Come September, there’s a big festival of some sort taking up Raleigh’s downtown streets almost every weekend, including long-running events like SPARKcon and La Fiesta del Pueblo. But September’s two biggest festivals bookend the month.

First up is Hopscotch, which returns for its 11th edition the weekend of September 3-5. Acts including Solange Knowles, Flaming Lips, The Roots and St. Vincent have been Hopscotch headliners in years past. The festival’s first lineup announcements tend to come in late spring.

Then, closing out September, is the International Bluegrass Music Association’s eighth annual World of Bluegrass, September 29 through October 3. World of Bluegrass has become one of downtown Raleigh’s marquee annual events, and it drew a total attendance of more than 218,000 in 2019. The 2020 edition will be year two of the festival’s current three-year contract. So as soon as the 2020 festival concludes, intrigue will start up all over again as to whether or not IBMA will extend its stay in Raleigh. In the meantime, lineup announcements usually start up in the early part of summer.
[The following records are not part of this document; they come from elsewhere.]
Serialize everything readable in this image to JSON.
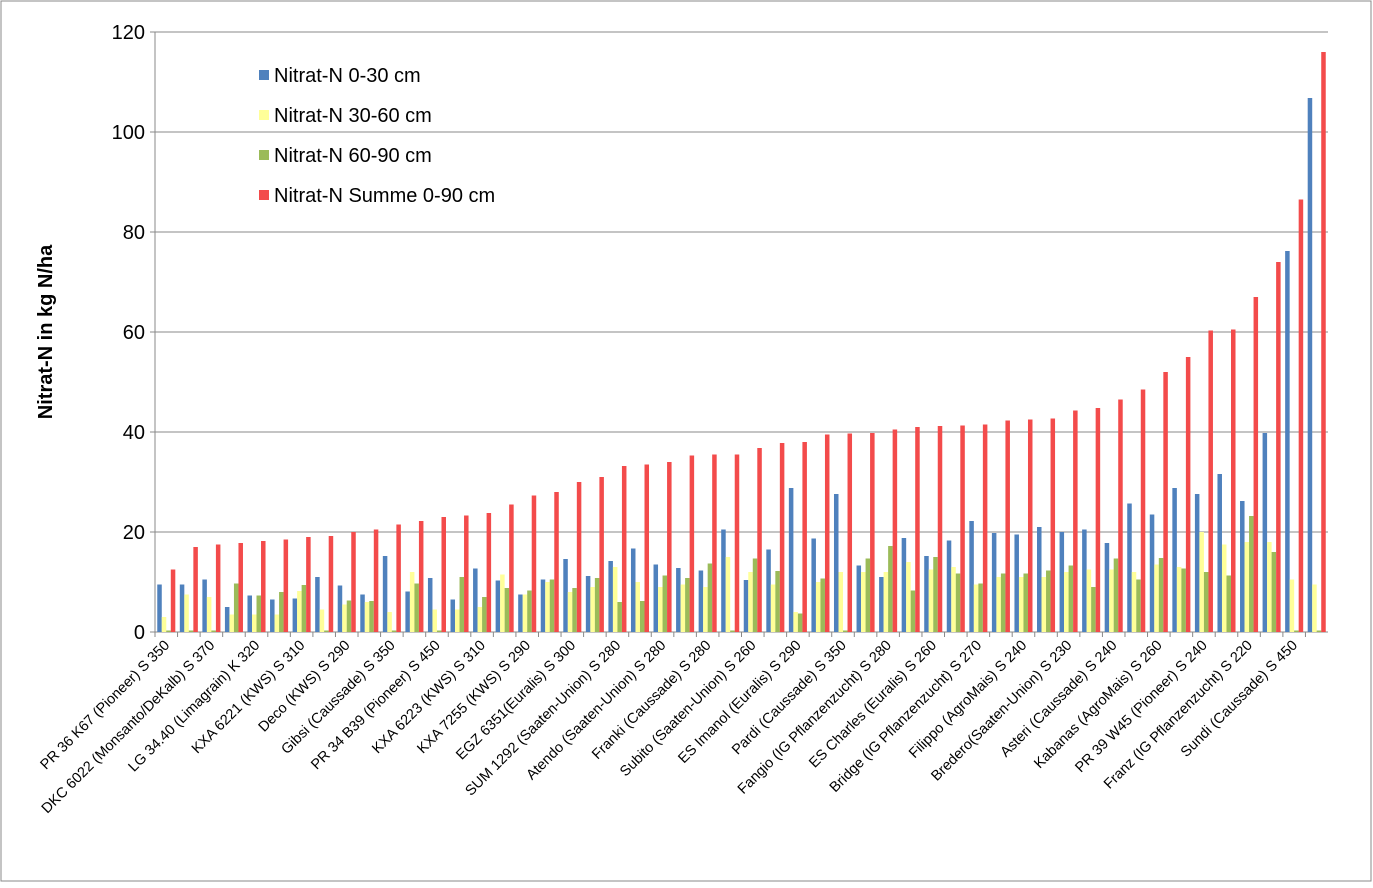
{
  "chart_data": {
    "type": "bar",
    "y_label": "Nitrat-N in kg N/ha",
    "categories": [
      "PR 36 K67 (Pioneer) S 350",
      null,
      "DKC 6022 (Monsanto/DeKalb) S 370",
      null,
      "LG 34.40 (Limagrain) K 320",
      null,
      "KXA 6221 (KWS) S 310",
      null,
      "Deco (KWS) S 290",
      null,
      "Gibsi (Caussade) S 350",
      null,
      "PR 34 B39 (Pioneer) S 450",
      null,
      "KXA 6223 (KWS) S 310",
      null,
      "KXA 7255 (KWS) S 290",
      null,
      "EGZ 6351(Euralis) S 300",
      null,
      "SUM 1292 (Saaten-Union)  S 280",
      null,
      "Atendo (Saaten-Union) S 280",
      null,
      "Franki (Caussade) S 280",
      null,
      "Subito (Saaten-Union) S 260",
      null,
      "ES Imanol (Euralis) S 290",
      null,
      "Pardi (Caussade) S 350",
      null,
      "Fangio (IG Pflanzenzucht) S 280",
      null,
      "ES Charles (Euralis) S 260",
      null,
      "Bridge (IG Pflanzenzucht) S 270",
      null,
      "Filippo (AgroMais) S 240",
      null,
      "Bredero(Saaten-Union)  S 230",
      null,
      "Asteri (Caussade) S 240",
      null,
      "Kabanas (AgroMais) S 260",
      null,
      "PR 39 W45 (Pioneer) S 240",
      null,
      "Franz (IG Pflanzenzucht) S 220",
      null,
      "Sundi (Caussade) S 450",
      null
    ],
    "series": [
      {
        "name": "Nitrat-N 0-30 cm",
        "color": "#4f81bd",
        "values": [
          9.5,
          9.5,
          10.5,
          5,
          7.3,
          6.5,
          6.7,
          11,
          9.3,
          7.5,
          15.2,
          8.1,
          10.8,
          6.5,
          12.7,
          10.3,
          7.5,
          10.5,
          14.6,
          11.2,
          14.2,
          16.7,
          13.5,
          12.8,
          12.3,
          20.5,
          10.4,
          16.5,
          28.8,
          18.7,
          27.6,
          13.3,
          11,
          18.8,
          15.2,
          18.3,
          22.2,
          19.8,
          19.5,
          21,
          20,
          20.5,
          17.8,
          25.7,
          23.5,
          28.8,
          27.6,
          31.6,
          26.2,
          39.8,
          76.2,
          106.8
        ]
      },
      {
        "name": "Nitrat-N 30-60 cm",
        "color": "#ffff99",
        "values": [
          3,
          7.5,
          7,
          3.5,
          3.5,
          3.5,
          8.2,
          4.5,
          5.5,
          6,
          4,
          12,
          4.5,
          4.5,
          5,
          11.5,
          7.5,
          10,
          8,
          9,
          13,
          10,
          9,
          9.5,
          9,
          15,
          12,
          9.5,
          4,
          10,
          12,
          12,
          12,
          14,
          12.5,
          13,
          9.5,
          11,
          11,
          11,
          12,
          12.5,
          12.5,
          12,
          13.5,
          13,
          20,
          17.5,
          18,
          18,
          10.5,
          9.5
        ]
      },
      {
        "name": "Nitrat-N 60-90 cm",
        "color": "#9bbb59",
        "values": [
          0.3,
          0.3,
          0.3,
          9.7,
          7.3,
          8,
          9.4,
          0.3,
          6.3,
          6.2,
          0.3,
          9.7,
          0.3,
          11,
          7,
          8.8,
          8.3,
          10.5,
          8.8,
          10.8,
          6,
          6.2,
          11.3,
          10.8,
          13.7,
          0.3,
          14.7,
          12.2,
          3.7,
          10.7,
          0.3,
          14.7,
          17.2,
          8.3,
          15,
          11.7,
          9.7,
          11.7,
          11.7,
          12.3,
          13.3,
          9,
          14.7,
          10.5,
          14.8,
          12.7,
          12,
          11.3,
          23.2,
          16,
          0.3,
          0.3
        ]
      },
      {
        "name": "Nitrat-N Summe 0-90 cm",
        "color": "#f34b4b",
        "values": [
          12.5,
          17,
          17.5,
          17.8,
          18.2,
          18.5,
          19,
          19.2,
          20,
          20.5,
          21.5,
          22.2,
          23,
          23.3,
          23.8,
          25.5,
          27.3,
          28,
          30,
          31,
          33.2,
          33.5,
          34,
          35.3,
          35.5,
          35.5,
          36.8,
          37.8,
          38,
          39.5,
          39.7,
          39.8,
          40.5,
          41,
          41.2,
          41.3,
          41.5,
          42.3,
          42.5,
          42.7,
          44.3,
          44.8,
          46.5,
          48.5,
          52,
          55,
          60.3,
          60.5,
          67,
          74,
          86.5,
          116
        ]
      }
    ],
    "ylim": [
      0,
      120
    ],
    "yticks": [
      0,
      20,
      40,
      60,
      80,
      100,
      120
    ],
    "grid": true,
    "legend": "upper left"
  }
}
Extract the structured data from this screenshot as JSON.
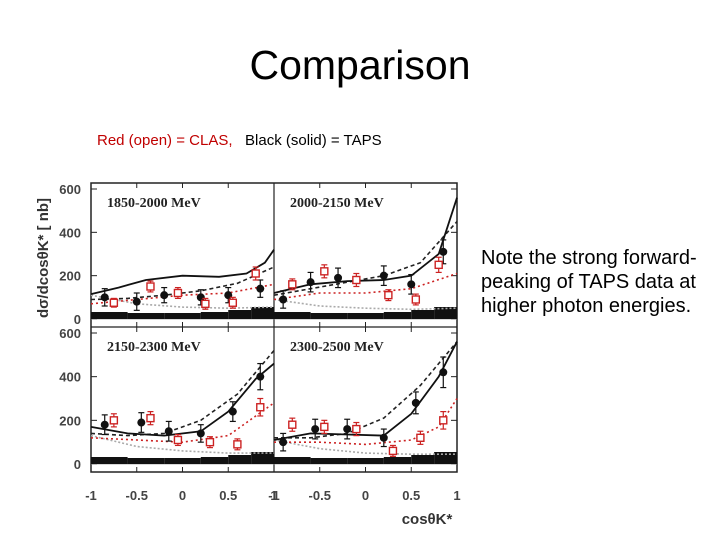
{
  "slide": {
    "title": "Comparison",
    "legend_red": "Red (open) = CLAS,",
    "legend_black": "Black (solid) = TAPS",
    "note": "Note the strong forward-peaking of TAPS data at higher photon energies."
  },
  "colors": {
    "clas": "#cc2222",
    "taps": "#111111"
  },
  "chart_data": {
    "type": "scatter",
    "ylabel": "dσ/dcosθK* [ nb]",
    "xlabel": "cosθK*",
    "xlim": [
      -1,
      1
    ],
    "ylim": [
      0,
      600
    ],
    "xticks": [
      -1,
      -0.5,
      0,
      0.5,
      1
    ],
    "x_tick_labels": [
      "-1",
      "-0.5",
      "0",
      "0.5",
      "1",
      "-1",
      "-0.5",
      "0",
      "0.5",
      "1"
    ],
    "yticks": [
      0,
      200,
      400,
      600
    ],
    "panels": [
      {
        "label": "1850-2000 MeV",
        "series": [
          {
            "name": "TAPS",
            "marker": "filled-circle",
            "points": [
              [
                -0.85,
                100,
                40
              ],
              [
                -0.5,
                80,
                40
              ],
              [
                -0.2,
                110,
                35
              ],
              [
                0.2,
                100,
                35
              ],
              [
                0.5,
                110,
                35
              ],
              [
                0.85,
                140,
                40
              ]
            ]
          },
          {
            "name": "CLAS",
            "marker": "open-square",
            "points": [
              [
                -0.75,
                75,
                20
              ],
              [
                -0.35,
                150,
                25
              ],
              [
                -0.05,
                120,
                25
              ],
              [
                0.25,
                70,
                25
              ],
              [
                0.55,
                75,
                25
              ],
              [
                0.8,
                210,
                30
              ]
            ]
          }
        ],
        "curves": {
          "solid": [
            [
              -1,
              115
            ],
            [
              -0.7,
              145
            ],
            [
              -0.4,
              180
            ],
            [
              0,
              200
            ],
            [
              0.4,
              195
            ],
            [
              0.7,
              210
            ],
            [
              0.9,
              260
            ],
            [
              1,
              320
            ]
          ],
          "dashed": [
            [
              -1,
              90
            ],
            [
              -0.6,
              95
            ],
            [
              -0.2,
              110
            ],
            [
              0.2,
              130
            ],
            [
              0.6,
              165
            ],
            [
              1,
              240
            ]
          ],
          "dotted_red": [
            [
              -1,
              70
            ],
            [
              -0.5,
              90
            ],
            [
              0,
              110
            ],
            [
              0.5,
              120
            ],
            [
              1,
              160
            ]
          ],
          "gray": [
            [
              -1,
              110
            ],
            [
              -0.5,
              70
            ],
            [
              0,
              55
            ],
            [
              0.5,
              50
            ],
            [
              1,
              55
            ]
          ]
        }
      },
      {
        "label": "2000-2150 MeV",
        "series": [
          {
            "name": "TAPS",
            "marker": "filled-circle",
            "points": [
              [
                -0.9,
                90,
                40
              ],
              [
                -0.6,
                170,
                45
              ],
              [
                -0.3,
                190,
                45
              ],
              [
                0.2,
                200,
                45
              ],
              [
                0.5,
                160,
                45
              ],
              [
                0.85,
                310,
                55
              ]
            ]
          },
          {
            "name": "CLAS",
            "marker": "open-square",
            "points": [
              [
                -0.8,
                160,
                25
              ],
              [
                -0.45,
                220,
                30
              ],
              [
                -0.1,
                180,
                30
              ],
              [
                0.25,
                110,
                25
              ],
              [
                0.55,
                90,
                25
              ],
              [
                0.8,
                250,
                35
              ]
            ]
          }
        ],
        "curves": {
          "solid": [
            [
              -1,
              120
            ],
            [
              -0.6,
              160
            ],
            [
              -0.2,
              175
            ],
            [
              0.2,
              180
            ],
            [
              0.5,
              200
            ],
            [
              0.8,
              300
            ],
            [
              1,
              560
            ]
          ],
          "dashed": [
            [
              -1,
              110
            ],
            [
              -0.6,
              140
            ],
            [
              -0.2,
              170
            ],
            [
              0.2,
              200
            ],
            [
              0.6,
              260
            ],
            [
              1,
              450
            ]
          ],
          "dotted_red": [
            [
              -1,
              90
            ],
            [
              -0.5,
              120
            ],
            [
              0,
              120
            ],
            [
              0.5,
              140
            ],
            [
              1,
              210
            ]
          ],
          "gray": [
            [
              -1,
              90
            ],
            [
              -0.5,
              60
            ],
            [
              0,
              50
            ],
            [
              0.5,
              45
            ],
            [
              1,
              50
            ]
          ]
        }
      },
      {
        "label": "2150-2300 MeV",
        "series": [
          {
            "name": "TAPS",
            "marker": "filled-circle",
            "points": [
              [
                -0.85,
                180,
                45
              ],
              [
                -0.45,
                190,
                45
              ],
              [
                -0.15,
                150,
                45
              ],
              [
                0.2,
                140,
                40
              ],
              [
                0.55,
                240,
                45
              ],
              [
                0.85,
                400,
                60
              ]
            ]
          },
          {
            "name": "CLAS",
            "marker": "open-square",
            "points": [
              [
                -0.75,
                200,
                30
              ],
              [
                -0.35,
                210,
                30
              ],
              [
                -0.05,
                110,
                25
              ],
              [
                0.3,
                100,
                25
              ],
              [
                0.6,
                90,
                25
              ],
              [
                0.85,
                260,
                40
              ]
            ]
          }
        ],
        "curves": {
          "solid": [
            [
              -1,
              170
            ],
            [
              -0.6,
              140
            ],
            [
              -0.2,
              130
            ],
            [
              0.2,
              150
            ],
            [
              0.5,
              240
            ],
            [
              0.8,
              390
            ],
            [
              1,
              460
            ]
          ],
          "dashed": [
            [
              -1,
              140
            ],
            [
              -0.6,
              130
            ],
            [
              -0.2,
              140
            ],
            [
              0.2,
              200
            ],
            [
              0.6,
              320
            ],
            [
              1,
              520
            ]
          ],
          "dotted_red": [
            [
              -1,
              120
            ],
            [
              -0.5,
              110
            ],
            [
              0,
              100
            ],
            [
              0.5,
              130
            ],
            [
              0.8,
              220
            ],
            [
              1,
              280
            ]
          ],
          "gray": [
            [
              -1,
              130
            ],
            [
              -0.5,
              80
            ],
            [
              0,
              60
            ],
            [
              0.5,
              50
            ],
            [
              1,
              50
            ]
          ]
        }
      },
      {
        "label": "2300-2500 MeV",
        "series": [
          {
            "name": "TAPS",
            "marker": "filled-circle",
            "points": [
              [
                -0.9,
                100,
                40
              ],
              [
                -0.55,
                160,
                45
              ],
              [
                -0.2,
                160,
                45
              ],
              [
                0.2,
                120,
                40
              ],
              [
                0.55,
                280,
                50
              ],
              [
                0.85,
                420,
                70
              ]
            ]
          },
          {
            "name": "CLAS",
            "marker": "open-square",
            "points": [
              [
                -0.8,
                180,
                30
              ],
              [
                -0.45,
                170,
                30
              ],
              [
                -0.1,
                160,
                30
              ],
              [
                0.3,
                60,
                25
              ],
              [
                0.6,
                120,
                30
              ],
              [
                0.85,
                200,
                40
              ]
            ]
          }
        ],
        "curves": {
          "solid": [
            [
              -1,
              110
            ],
            [
              -0.6,
              140
            ],
            [
              -0.2,
              135
            ],
            [
              0.2,
              130
            ],
            [
              0.5,
              230
            ],
            [
              0.8,
              400
            ],
            [
              1,
              560
            ]
          ],
          "dashed": [
            [
              -1,
              120
            ],
            [
              -0.6,
              120
            ],
            [
              -0.2,
              140
            ],
            [
              0.2,
              210
            ],
            [
              0.6,
              360
            ],
            [
              1,
              560
            ]
          ],
          "dotted_red": [
            [
              -1,
              100
            ],
            [
              -0.5,
              100
            ],
            [
              0,
              90
            ],
            [
              0.5,
              110
            ],
            [
              0.8,
              170
            ],
            [
              1,
              300
            ]
          ],
          "gray": [
            [
              -1,
              110
            ],
            [
              -0.5,
              70
            ],
            [
              0,
              50
            ],
            [
              0.5,
              45
            ],
            [
              1,
              45
            ]
          ]
        }
      }
    ]
  }
}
American Aquarium | Photography by Scott Sharp

Multi-Disciplinary Work

Raleigh singer-songwriter Tift Merritt has always been game for taking on large-scale projects beyond just music, including photography exhibitions and hosting a public-radio show in Marfa, Texas. This year she’ll present The Other Side of Hungry River—a symphonic collaboration with NC State director of orchestral studies Peter Askim. Inspired by Dix Park’s previous history as a mental institution and slave plantation, the piece will debut April 19 at NC State’s Stewart Theatre, performed by the Raleigh Civic Symphony.

Also in the works is the first-ever album by North Carolina Poet Laureate Jaki Shelton Green, about which she says, “I am both excited and terrified.” The album will consist of musical adaptations of the North Carolina Literary Hall of Famer’s poems, including Letter From the Other Daughter of the Confederacy, For the Lover Who Eats My Poems and A Litany for the Possessed. Recording details are still coming together, but the album is expected to be released sometime in 2020.

Other acts with new music on the way in 2020 are Raleigh roots-rock band American Aquarium, whose eighth studio album, Lamentations, is due out in April; Chapel Hill-based Americana duo Mandolin Orange, who have quickly graduated from headlining clubs to amphitheaters over the past few years; and Durham electronic duo Sylvan Esso’s followup to their Grammy-nominated 2017 album What Now.

Maybe the best way to ring in 2020 is with Steep Canyon Rangers’ just-released North Carolina Songbook. Recorded live at the 2019 MerleFest, it’s a compilation in which the Grammy-winning bluegrass group covers everything from jazzman Thelonious Monk to onetime Chapel Hill resident James Taylor—a pitch-perfect rendition of Sweet Baby James.

Like the North Carolina music it honors, it’s sweet.